NEW YORK (AP) -- Target Corp.'s second-quarter financial results Wednesday should offer insight into how its shoppers are dealing with higher payroll taxes and other financial issues.
WHAT TO WATCH FOR: Target, which sells cheap, trendy clothes and home decor under the same roof as toothpaste and cereal, is expected to offer clues as to how its back-to-school selling season is faring. Analysts will also be looking for the discounter's assessment on the rest of the year.
The back-to-school shopping period is the second-largest selling period behind the winter holidays and serves as an indicator of how shoppers will behave for the rest of the year.
In the U.S., while jobs are easier to get and the housing market is gaining momentum, these improvements have not been enough to get most Americans to spend. Many shoppers are grappling with stagnant wage growth. On top of that, Americans continue to struggle with a 2 percentage-point increase in the Social Security payroll tax since Jan. 1. That means take-home pay for a household earning $50,000 a year has been sliced by $1,000.
Analysts also point out that some shoppers are shifting their spending toward bigger-ticket items like autos and houses as they feel more confident about taking on more debt.

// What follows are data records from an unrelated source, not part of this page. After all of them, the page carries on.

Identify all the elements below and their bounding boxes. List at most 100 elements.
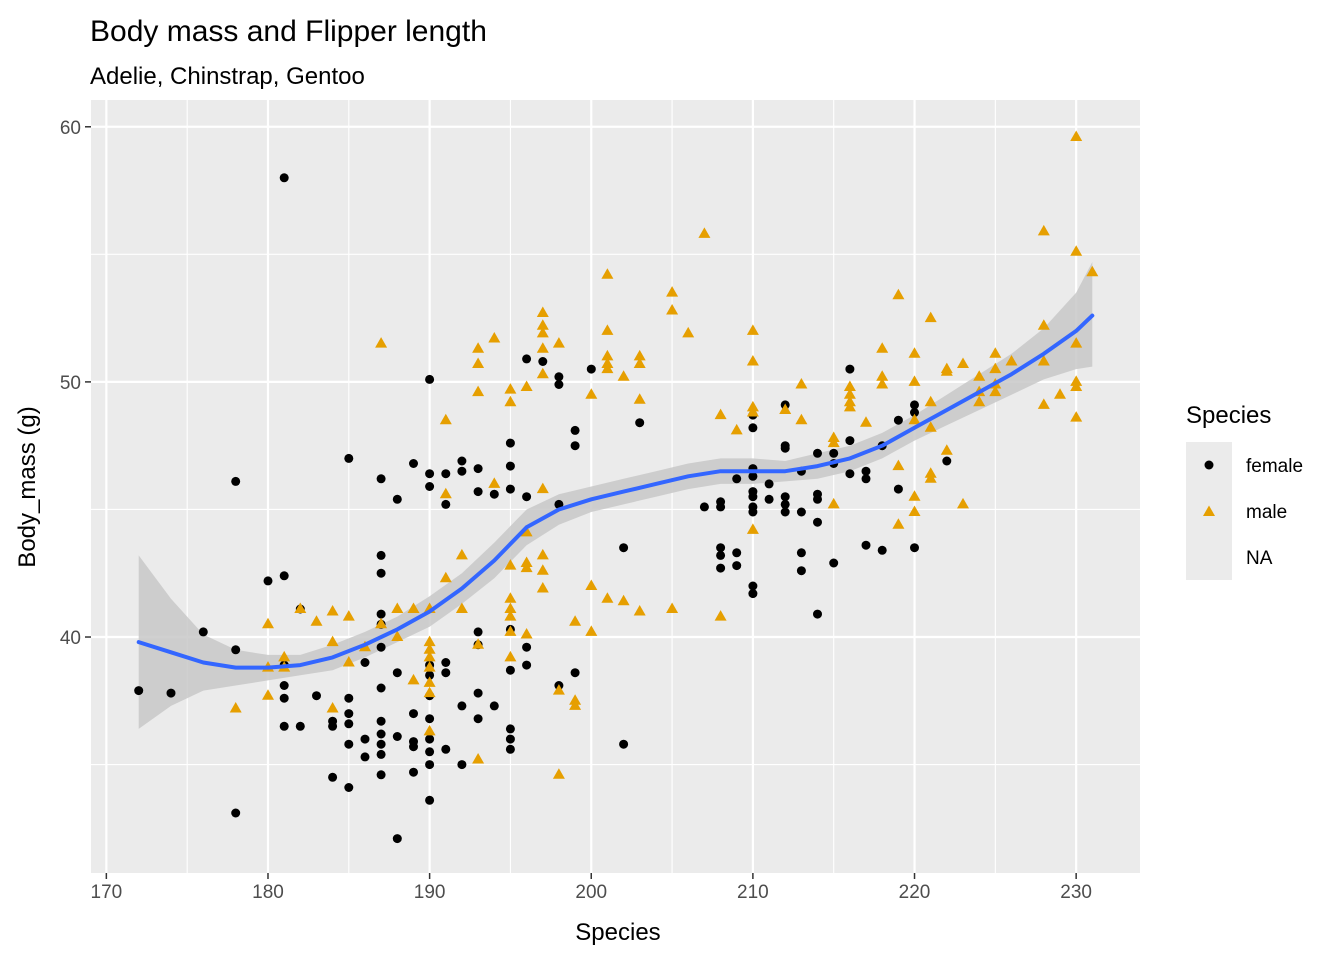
male-point (262, 689, 274, 700)
male-point (569, 615, 582, 626)
male-point (1037, 355, 1050, 366)
male-point (504, 625, 517, 636)
male-point (472, 638, 485, 649)
male-point (827, 497, 840, 509)
female-point (861, 474, 871, 484)
male-point (423, 635, 436, 647)
female-point (505, 484, 515, 494)
male-point (892, 459, 905, 471)
female-point (910, 400, 919, 410)
x-tick-label: 210 (737, 882, 769, 903)
male-point (504, 650, 517, 662)
male-point (1005, 355, 1018, 366)
male-point (585, 625, 598, 636)
male-point (472, 342, 485, 353)
female-point (425, 760, 435, 770)
female-point (522, 354, 532, 364)
female-point (441, 658, 451, 667)
female-point (376, 683, 386, 693)
male-point (342, 610, 355, 621)
male-point (940, 444, 953, 455)
male-point (1037, 319, 1050, 330)
female-point (279, 173, 289, 183)
male-point (536, 326, 549, 338)
male-point (795, 378, 808, 389)
female-point (425, 714, 435, 724)
male-point (843, 380, 856, 391)
male-point (666, 304, 679, 315)
male-point (601, 268, 614, 279)
female-point (134, 686, 144, 696)
female-point (732, 561, 742, 571)
male-point (1070, 380, 1083, 391)
female-point (554, 499, 564, 509)
legend-key-na (1186, 534, 1232, 580)
female-point (376, 609, 386, 619)
male-point (278, 650, 291, 662)
female-point (505, 438, 515, 448)
female-point (392, 494, 402, 504)
male-point (375, 337, 388, 348)
male-point (908, 413, 921, 425)
female-point (279, 571, 289, 581)
male-point (601, 592, 614, 603)
chart-subtitle: Adelie, Chinstrap, Gentoo (90, 63, 365, 90)
female-point (877, 545, 887, 555)
female-point (635, 418, 645, 428)
male-point (423, 676, 436, 687)
male-point (326, 635, 339, 647)
x-tick-label: 200 (575, 882, 607, 903)
male-point (423, 661, 436, 672)
female-point (619, 543, 629, 553)
male-point (504, 592, 517, 603)
female-point (344, 693, 354, 703)
female-point (376, 642, 386, 652)
female-point (392, 732, 402, 741)
male-point (536, 564, 549, 575)
female-point (441, 668, 451, 678)
legend-title: Species (1186, 402, 1271, 429)
male-point (488, 477, 501, 488)
male-point (601, 362, 614, 374)
legend-label-na: NA (1246, 548, 1273, 569)
male-point (326, 605, 339, 616)
female-point (392, 668, 402, 678)
chart-title: Body mass and Flipper length (90, 15, 487, 48)
female-point (522, 642, 532, 652)
male-point (633, 605, 646, 616)
female-point (861, 466, 871, 476)
male-point (423, 650, 436, 662)
male-point (924, 311, 937, 323)
female-point (473, 627, 483, 637)
female-point (328, 772, 338, 782)
male-point (860, 416, 872, 427)
male-point (472, 385, 485, 397)
female-point (570, 441, 580, 451)
female-point (845, 436, 855, 446)
male-point (520, 525, 533, 537)
male-point (698, 227, 711, 238)
male-point (407, 673, 420, 685)
female-point (732, 548, 742, 558)
female-point (376, 474, 386, 484)
male-point (714, 610, 727, 621)
female-point (764, 494, 774, 504)
male-point (924, 421, 937, 432)
female-point (910, 408, 919, 417)
male-point (423, 724, 436, 736)
female-point (893, 415, 903, 425)
male-point (536, 582, 549, 593)
male-point (423, 643, 436, 654)
female-point (392, 834, 402, 844)
legend-label-male: male (1246, 502, 1287, 523)
female-point (780, 492, 790, 502)
x-tick-label: 190 (414, 882, 446, 903)
female-point (554, 380, 564, 389)
male-point (407, 602, 420, 613)
female-point (376, 550, 386, 560)
male-point (294, 602, 307, 613)
male-point (585, 579, 598, 590)
male-point (536, 342, 549, 353)
female-point (813, 494, 822, 504)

But that shift is leaving less to spend on nondiscretionary items like clothing.
Target's results come after several retailers including Wal-Mart Stores Inc. and Macy's Inc. offered disappointing results and bleaker outlooks, citing shoppers' reluctance to spend. Macy's executives noted that its weak results were also due to consumers choosing to make purchases in non-department store categories such as cars, housing and home improvement.
Wal-Mart Stores Inc., the world's biggest retailer, issued an earnings report Thursday that intensified worries about the strength of U.S. consumers. The Bentonville, Ark.-based discounter said it expects economic strains in the U.S. and abroad to squeeze its low-income shoppers the rest of the year.
That doesn't bode well for Target, whose customers overlap with Wal-Mart.
Target, whose sales growth has been uneven since the recession, has been seeking ways to pull in new shoppers.
Target has reached out to customers with two big growth initiatives. It has been offering a larger selection of food and also a program, started in 2010, that gives shoppers a 5 percent discount when they pay with Target-branded credit and debit cards.
At the same time, Target continues to team up with new designers for limited-time partnerships. Next month, Target is set to launch its latest designer collaboration, with Phillip Lim.
Last year, Target expanded into urban markets using smaller versions of its big-box stores in Seattle, Los Angeles and Chicago. Analysts will want to know how the new locations are faring.
But analysts believe that Target needs to do even more to pull in shoppers given a challenging environment.
"We hope to hear about tangible steps, indicating a sense of urgency, that (Target) is taking to invigorate growth and counter the numerous secular issues it's facing including pressures from (Amazon), " Faye Landes, an analyst at Cowen and Co., wrote in a report released to clients on Friday.
Target also started to expand into Canada earlier this year, its first foray outside the U.S. The company is opening the stores in waves that should add up to about 125 stores at locations once owned by Canadian retailer Zellers by the end of the year. Analysts will want to hear more details on Target's performance in Canada and how it plans to address the intensifying competition in the country.
WHY IT MATTERS: Target's size, its sweep across American consumer markets and its broad offerings make it a barometer of consumer spending, which is an important part of the U.S. economy.
WHAT'S EXPECTED: For the second quarter, analysts on average expect the Minneapolis-based chain to report 99 cents per share on revenue of $17.29 billion, according to FactSet.
LAST YEAR'S QUARTER: A year ago, Target earned $1.05 per share on revenue of $16.73 billion.